Existential Generalizations, Issue 10

Post-Mortem of 14 Years of Ritual

I walk in, somewhat abruptly, to the auditorium. The stage is filled with small human beings, namely fifth graders, singing the song I sang seven years ago, the song that I’m sure fifth graders will be singing seven years from now, assuming nothing scandalous is found in the lyrics or composer’s background.

A group of fifth grade teachers stands in the corner, chatting about the social metamorphosis that takes place as girls and boys start mingling, the complications that arise, and I feel something that’s eerily between laughter and nausea. I shrug it off and proceed to ask about my role in this performance: to sit in the back of the fifth grade dubbing ceremony, ready to do some spoof with Dan Frank, where I pretend to translate some Parker motto into Latin.

I can see Frank’s joy, a sort of visceral feeling in his face, as he walks me through it. That feeling seems to echo how I felt as a fourth grader as County Fair approached, or how I felt as a Middle Schooler relishing picnics on the field for Class Day. Yet now, as my time at Parker comes to a gradual end, I cannot help but ask whether the aggregate of all those feelings, how I’ve felt a special connection to this institution through tradition, ever really amounted to anything.

Clearly, those moments of tradition––of some ineffable pride in our institution and in ourselves––is a good selling point for admissions that also fosters very real joy in the moment, especially for younger students.  They bring back memories of simpler, joyous times.

But this orientation towards traditions has gone too far: all these traditions make us think in terms of rituals––specific exercises––to the point where the ritual itself eclipses what the ritual is meant to be.

County Fair, for example, has become too cluttered, to the point that the pageantry–logistical angst, where we are doing stuff, from posters, to hectic videos, to too many goods than any Lower Schoolers can fathom, just because it has to be done–has overtaken the core of the idea: the community coming together. This makes what started out as a valuable tool simply a task.  Count Fair is out of touch with its essence.

The same is true with Cookies.  It started out as a pure manifestation of teachers and students relishing in non-curricular learning. Now there are trips, months of scrambling, excuses to do the silliest exercises under the guise of education, and Cookies, like other traditions, is simply a thing that we have to do.

And these traditions ultimately are distracting. They make us conceptualize community through the lens of continuity, in the sense of doing stuff over and over, which seems fundamentally out of touch with a world with increasingly less continuity. Moreover, these traditions often feel like an act.  We all are to act like we love this school, which while loveable, isn’t great for all of us.

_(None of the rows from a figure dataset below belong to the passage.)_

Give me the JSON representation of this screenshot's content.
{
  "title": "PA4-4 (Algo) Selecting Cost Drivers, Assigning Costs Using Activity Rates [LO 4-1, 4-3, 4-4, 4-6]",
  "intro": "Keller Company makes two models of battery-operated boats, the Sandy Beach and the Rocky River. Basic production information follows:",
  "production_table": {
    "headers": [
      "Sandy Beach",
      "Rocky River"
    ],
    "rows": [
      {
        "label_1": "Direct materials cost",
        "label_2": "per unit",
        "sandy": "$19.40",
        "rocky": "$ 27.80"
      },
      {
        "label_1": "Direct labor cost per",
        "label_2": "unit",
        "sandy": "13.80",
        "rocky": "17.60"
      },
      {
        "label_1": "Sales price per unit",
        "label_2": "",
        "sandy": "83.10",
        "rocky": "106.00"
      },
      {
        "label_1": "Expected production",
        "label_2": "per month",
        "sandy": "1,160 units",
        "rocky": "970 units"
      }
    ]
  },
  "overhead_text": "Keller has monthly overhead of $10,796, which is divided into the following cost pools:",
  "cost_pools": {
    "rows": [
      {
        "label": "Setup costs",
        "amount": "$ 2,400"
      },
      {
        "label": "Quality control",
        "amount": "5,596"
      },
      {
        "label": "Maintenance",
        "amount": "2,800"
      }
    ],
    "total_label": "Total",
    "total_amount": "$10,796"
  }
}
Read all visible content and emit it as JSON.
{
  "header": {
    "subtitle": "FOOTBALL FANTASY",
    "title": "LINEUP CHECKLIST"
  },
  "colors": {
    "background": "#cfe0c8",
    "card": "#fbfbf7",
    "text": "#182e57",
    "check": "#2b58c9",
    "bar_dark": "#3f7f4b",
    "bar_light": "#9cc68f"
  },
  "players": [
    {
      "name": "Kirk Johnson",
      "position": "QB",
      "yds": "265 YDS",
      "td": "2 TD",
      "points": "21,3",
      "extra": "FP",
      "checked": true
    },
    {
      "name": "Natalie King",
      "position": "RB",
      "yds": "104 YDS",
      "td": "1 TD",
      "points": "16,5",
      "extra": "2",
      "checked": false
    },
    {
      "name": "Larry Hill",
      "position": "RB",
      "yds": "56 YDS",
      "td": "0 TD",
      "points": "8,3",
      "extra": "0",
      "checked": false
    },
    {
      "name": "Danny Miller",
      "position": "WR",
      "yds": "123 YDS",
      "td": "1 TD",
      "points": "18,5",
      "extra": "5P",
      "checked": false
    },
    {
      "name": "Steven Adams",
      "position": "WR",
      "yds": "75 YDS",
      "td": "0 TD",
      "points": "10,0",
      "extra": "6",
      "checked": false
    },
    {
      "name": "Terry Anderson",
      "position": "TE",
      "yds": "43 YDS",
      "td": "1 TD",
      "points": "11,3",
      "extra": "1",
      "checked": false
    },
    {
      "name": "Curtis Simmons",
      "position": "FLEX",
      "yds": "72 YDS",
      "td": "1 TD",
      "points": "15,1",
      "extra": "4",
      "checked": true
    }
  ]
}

For someone like me, in his 14th year here, these traditions often times are a painful reminder of continuity. They make me feel stunted.  That despite all my growth, I still fundamentally am in the same place where I was as a four year old. I am not a four year old, and in some sense, even four year olds sitting in the auditorium during Corinthians MX are not even four year olds. They, like all of us, are just props, like all of us, in a play that seems to never end, and we are all the audience of the exhausted.